Slowly Changing Dimension – SCD in Data Warehousing


Slowly Changing Dimension
Dimension that changed overtime called slowly Changing Dimensions. For Example, People may change their address, sometimes they may change their names, one product price changes over the time these are few examples of slowly changing Dimensions.
This is a common issue facing data warehousing practitioners. This section explains the problem, and describes the three ways of handling this problem with examples. Type 1, Type 2, Type 3
Type 1: The new record replaces the original record. No trace of the old record exists. The new information simply overwrites the original information. In other words, no history is kept.

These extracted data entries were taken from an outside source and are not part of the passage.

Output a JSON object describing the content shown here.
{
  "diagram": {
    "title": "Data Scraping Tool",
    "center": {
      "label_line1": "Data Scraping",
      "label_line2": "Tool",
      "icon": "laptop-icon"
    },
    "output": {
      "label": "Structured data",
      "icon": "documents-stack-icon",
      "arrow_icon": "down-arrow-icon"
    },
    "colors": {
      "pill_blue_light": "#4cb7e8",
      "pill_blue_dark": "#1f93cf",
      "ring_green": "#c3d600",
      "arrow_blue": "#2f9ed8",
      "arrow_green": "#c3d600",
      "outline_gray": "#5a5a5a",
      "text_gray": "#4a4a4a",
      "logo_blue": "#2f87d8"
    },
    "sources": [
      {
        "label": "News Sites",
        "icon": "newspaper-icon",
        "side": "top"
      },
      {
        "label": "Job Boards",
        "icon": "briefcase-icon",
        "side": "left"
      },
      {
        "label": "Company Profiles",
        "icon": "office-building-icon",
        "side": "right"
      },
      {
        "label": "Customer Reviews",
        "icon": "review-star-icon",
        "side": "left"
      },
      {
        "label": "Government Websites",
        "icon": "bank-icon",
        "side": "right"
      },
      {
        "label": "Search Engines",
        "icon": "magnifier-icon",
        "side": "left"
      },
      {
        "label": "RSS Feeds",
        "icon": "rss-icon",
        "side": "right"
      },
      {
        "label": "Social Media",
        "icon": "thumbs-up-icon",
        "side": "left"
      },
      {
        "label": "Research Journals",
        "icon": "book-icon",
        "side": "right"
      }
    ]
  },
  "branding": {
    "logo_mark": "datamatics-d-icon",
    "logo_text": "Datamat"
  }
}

Example: Mr.XX is customer of Sam’s Club. Recently he has changed his address from NY to NJ. And now he is buying grocery from Sam’s Club. So now in Sam’s club membership card the address of Mr. XX has been changed. So the information in Sam’s club database has been overwrites. There is no record of old address. So In Sam’s club database Mr.XX is the customer from NJ. They do not have any records of Mr.XX while their stay was in NY.
Advantage:
This is the easiest way to handle the Slowly Changing Dimension problem, since there is no need to keep track of the old information.
Disadvantages:
All history is lost. By applying this methodology, it is not possible to trace back in history. For example, in this case, the business would not be able to know that Mr.XX lived in NY before.
Best time to Use Type 1
Slowly changing dimension Type 1 should be used when it is not necessary for the data warehouse to keep track of historical changes.

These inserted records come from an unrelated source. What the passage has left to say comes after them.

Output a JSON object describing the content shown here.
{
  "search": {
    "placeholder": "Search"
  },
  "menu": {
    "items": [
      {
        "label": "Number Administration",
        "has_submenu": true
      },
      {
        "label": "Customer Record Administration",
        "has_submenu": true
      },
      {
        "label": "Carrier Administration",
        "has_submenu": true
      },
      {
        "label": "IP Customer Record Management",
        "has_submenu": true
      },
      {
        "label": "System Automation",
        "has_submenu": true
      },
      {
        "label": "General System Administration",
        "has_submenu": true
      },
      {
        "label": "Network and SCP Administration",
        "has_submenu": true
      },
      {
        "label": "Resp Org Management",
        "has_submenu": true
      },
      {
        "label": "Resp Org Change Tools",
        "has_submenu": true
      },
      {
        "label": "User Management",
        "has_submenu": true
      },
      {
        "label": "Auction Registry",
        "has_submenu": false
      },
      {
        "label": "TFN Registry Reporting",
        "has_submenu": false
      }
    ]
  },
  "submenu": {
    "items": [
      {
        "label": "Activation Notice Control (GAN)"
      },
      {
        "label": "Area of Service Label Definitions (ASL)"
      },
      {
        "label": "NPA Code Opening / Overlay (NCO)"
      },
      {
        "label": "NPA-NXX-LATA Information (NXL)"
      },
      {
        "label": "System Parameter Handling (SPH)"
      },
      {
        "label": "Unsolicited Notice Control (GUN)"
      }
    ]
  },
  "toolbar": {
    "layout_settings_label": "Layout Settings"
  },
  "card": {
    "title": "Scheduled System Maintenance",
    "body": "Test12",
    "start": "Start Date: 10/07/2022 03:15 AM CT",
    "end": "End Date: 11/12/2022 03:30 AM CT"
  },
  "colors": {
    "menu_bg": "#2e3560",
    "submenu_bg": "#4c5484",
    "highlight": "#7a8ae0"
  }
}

Type 2: A new record is added into the customer dimension table. Therefore, the customer is treated essentially as two people.
In this case even though Mr. XX has changed his address from NY to NJ. There is one line added in Mr.XX’s details under his Membership Number. In short Under 2 different address there is just one person.
Advantages:
This allows us to accurately keep all historical information.
Disadvantages:
This will cause the size of the table to grow fast. In cases where the number of rows for the table is very high to start with, storage and performance can become a concern.
Best Time to Use Type 2
Slowly changing dimension type 2 should be used when it is necessary for the data warehouse to track historical changes.
Type 3The original record is modified to reflect the change.
In this case, Mr. XX’s previous address has been modified. And from the date Mr. XX has changed his address it reflects in the database of Sam’s Club from the same date.
Advantages:
This does not increase the size of the table, since new information is updated.
This allows us to keep some part of history.
Disadvantages:
In this case If Mr.XX will again change his address then the most previous information will not be in the database. Type 3 will not be able to keep all history where an attribute is changed more than once
Best time to Use Type 3
Slowly changing dimension type 3 should only be used when it is necessary for the data ware house to track historical changes, and when such changes will only occur for a finite number of time.